Chahir Belghazouani

Personal information
- Date of birth: 6 October 1986 (age 39)
- Place of birth: Porto-Vecchio, France
- Height: 1.80 m (5 ft 11 in)
- Position: Midfielder

Youth career
- 2002–2003: Toulon
- 2002–2003: Grenoble

Senior career*
- Years: Team / Apps / (Gls)
- 2004–2007: Grenoble / 51 / (1)
- 2007–2012: Dynamo Kyiv / 0 / (0)
- 2008: → Strasbourg (loan) / 10 / (1)
- 2009: → Neuchâtel Xamax (loan) / 6 / (1)
- 2009–2010: → Tours (loan) / 28 / (3)
- 2012: Zulte Waregem / 9 / (0)
- 2012–2014: Ajaccio / 37 / (6)
- 2013: Ajaccio B / 2 / (3)
- 2014: → RWS Bruxelles (loan) / 9 / (1)
- 2014–2015: Brest / 25 / (2)
- 2015–2018: Levadiakos / 25 / (0)
- 2019: Blue Boys Muhlenbach / 12 / (4)
- 2020: USAG Uckange

International career
- 2004: Morocco U17 / 1 / (0)
- 2005–2006: France U20 / 2 / (0)
- 2006–2007: France U21 / 3 / (0)
- 2012–2013: Morocco / 8 / (0)

Managerial career
- 2020: Blue Boys Muhlenbach (sporting director)

= Chahir Belghazouani =

Footballer (born 1986)

Chakhir Belghazouani (born 6 October 1986 in Porto-Vecchio) is a former professional footballer who played as a midfielder. Born in France, he played for the Morocco U17 national team and the France U20 and France U21 national teams at youth international level before making eight appearances for the Morocco senior national team.

==Club career==
Belghazouani began his career with Grenoble Foot 38 and in 2005 was promoted to the first team.
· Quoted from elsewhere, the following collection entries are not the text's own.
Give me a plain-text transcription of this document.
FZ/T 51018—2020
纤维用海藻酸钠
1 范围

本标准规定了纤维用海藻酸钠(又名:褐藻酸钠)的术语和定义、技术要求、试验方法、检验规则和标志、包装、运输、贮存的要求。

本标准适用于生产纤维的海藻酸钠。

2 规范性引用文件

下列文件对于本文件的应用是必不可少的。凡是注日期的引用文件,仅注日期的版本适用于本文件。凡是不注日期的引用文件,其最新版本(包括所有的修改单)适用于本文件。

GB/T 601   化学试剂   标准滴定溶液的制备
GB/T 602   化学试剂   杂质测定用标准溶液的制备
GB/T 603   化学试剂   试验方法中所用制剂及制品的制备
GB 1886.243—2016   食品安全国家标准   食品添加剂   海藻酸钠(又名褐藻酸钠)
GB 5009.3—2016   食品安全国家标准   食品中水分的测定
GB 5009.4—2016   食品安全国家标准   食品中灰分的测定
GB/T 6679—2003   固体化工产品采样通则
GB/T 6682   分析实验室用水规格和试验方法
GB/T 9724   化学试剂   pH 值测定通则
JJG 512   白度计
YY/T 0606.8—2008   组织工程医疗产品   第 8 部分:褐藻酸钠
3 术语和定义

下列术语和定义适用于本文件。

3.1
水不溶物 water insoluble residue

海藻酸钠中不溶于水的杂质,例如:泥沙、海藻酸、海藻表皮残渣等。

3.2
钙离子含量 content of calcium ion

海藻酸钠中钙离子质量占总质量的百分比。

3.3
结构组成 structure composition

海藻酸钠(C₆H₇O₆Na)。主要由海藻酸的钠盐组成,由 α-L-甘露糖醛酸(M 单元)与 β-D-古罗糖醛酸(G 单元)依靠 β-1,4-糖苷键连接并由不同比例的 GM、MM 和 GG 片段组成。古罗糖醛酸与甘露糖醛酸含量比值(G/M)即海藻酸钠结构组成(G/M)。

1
After two years in Ligue 2 with Grenoble, he joined top Ukrainian club Dynamo Kyiv for €800,000, where he played in three games, scoring a goal on his debut. He left on loan for RC Strasbourg on 20 June 2008 returning to Ukraine on 1 November. On 16 February 2009, Belghazouani moved to Neuchâtel Xamax on loan from Dynamo Kyiv until 30 June 2009 and then on 16 July 2009 he was loaned to Tours FC.

On 15 July 2012, Belghazouani moved from Belgian S.V. Zulte Waregem to Ligue 1 team AC Ajaccio on a three-year contract. He was loaned to R. White Star Bruxelles in January 2014.

On 10 June 2014, Ligue 2 side Brest announced the signature of Belghazouani with a two-year contract. On 11 September 2015, Belghazouani signed for Super League Greece club Levadiakos for an undisclosed fee.

Belghazouani joined Blue Boys Muhlenbach in the Luxembourg Division of Honour on 23 January 2019 on a contract until June 2020.

==International career==
Belghazouani played for the Morocco Under 17s, then at the U-20 and U-21 level for France including in the 2006 Toulon Tournament.

==Managerial and later career==
At the end of September 2019, 32-year old Belghazouani decided to retire. After bringing two players to FC Blue Boys Muhlenbach during the winter transfer market 2019-20, respectively Arnaud Guedj and Mamadou Samassa, Muhlenbach hired him as sporting director in February 2020.